We introduced a simple one-dimensional coupled sphere motor model, with the generated flow and transportation efficiency investigated both theoretically and numerically. For the minimal case with two beads, the proper theoretical expression for both the net transportation and the efficiency are derived by the perturbation method, and it is proven that these results are in excellent agreement with the numerical results. Furthermore, we numerically investigated the case of $N\geq 3$ and found that the efficiency increases with $N$.

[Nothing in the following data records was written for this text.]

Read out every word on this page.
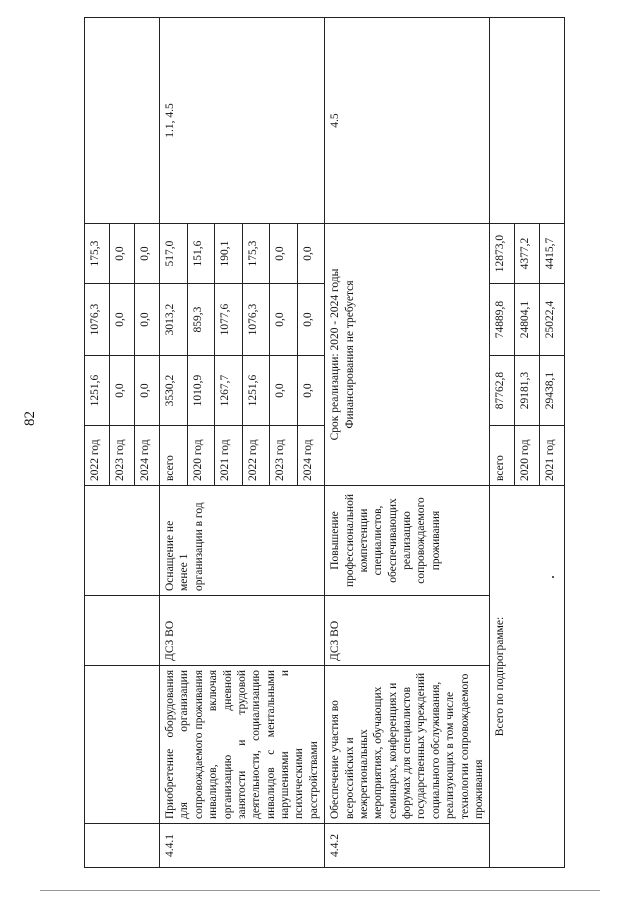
82
				2022 год	1251,6	1076,3	175,3	
				2023 год	0,0	0,0	0,0	
				2024 год	0,0	0,0	0,0	
4.4.1	Приобретение оборудования для организации сопровождаемого проживания инвалидов, включая организацию дневной занятости и трудовой деятельности, социализацию инвалидов с ментальными нарушениями и психическими расстройствами	ДСЗ ВО	Оснащение не менее 1 организации в год	всего	3530,2	3013,2	517,0	1.1, 4.5
				2020 год	1010,9	859,3	151,6	
				2021 год	1267,7	1077,6	190,1	
				2022 год	1251,6	1076,3	175,3	
				2023 год	0,0	0,0	0,0	
				2024 год	0,0	0,0	0,0	
4.4.2	Обеспечение участия во всероссийских и межрегиональных мероприятиях, обучающих семинарах, конференциях и форумах для специалистов государственных учреждений социального обслуживания, реализующих в том числе технологии сопровождаемого проживания	ДСЗ ВО	Повышение профессиональной компетенции специалистов, обеспечивающих реализацию сопровождаемого проживания	Срок реализации: 2020 - 2024 годы Финансирования не требуется				4.5
Всего по подпрограмме:				всего	87762,8	74889,8	12873,0	
				2020 год	29181,3	24804,1	4377,2	
				2021 год	29438,1	25022,4	4415,7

For a more practical usage, the effect of a wall, to which the system is pinned, should also be examined; such a setup can be treated by using the Blake tensor [31, 17] instead of the Oseen tensor. It could be very helpful to derive theoretical expressions for the net transportation and efficiency for this case. In our model, oscillators were designed non-autonomous for simplicity; to understand the role of synchronization and self-organized metachronal wave pattern, it is essential to extend the model to the case of autonomous oscillators and compose a theoretical framework. Such an effort would substantially contribute to deepening the understanding of the hydrodynamic effect of interactive objects in low Reynolds numbers. Moreover, it is worth discovering whether the higher order interactions will eventually destroy the positive coupling effect completely for very large number of oscillators, and if this is also true with effect of a wall. In addition, a two-dimensional movement model could be considered, as many other publications have focused, while the complexity in finding a theoretical expression could be fairly challenging.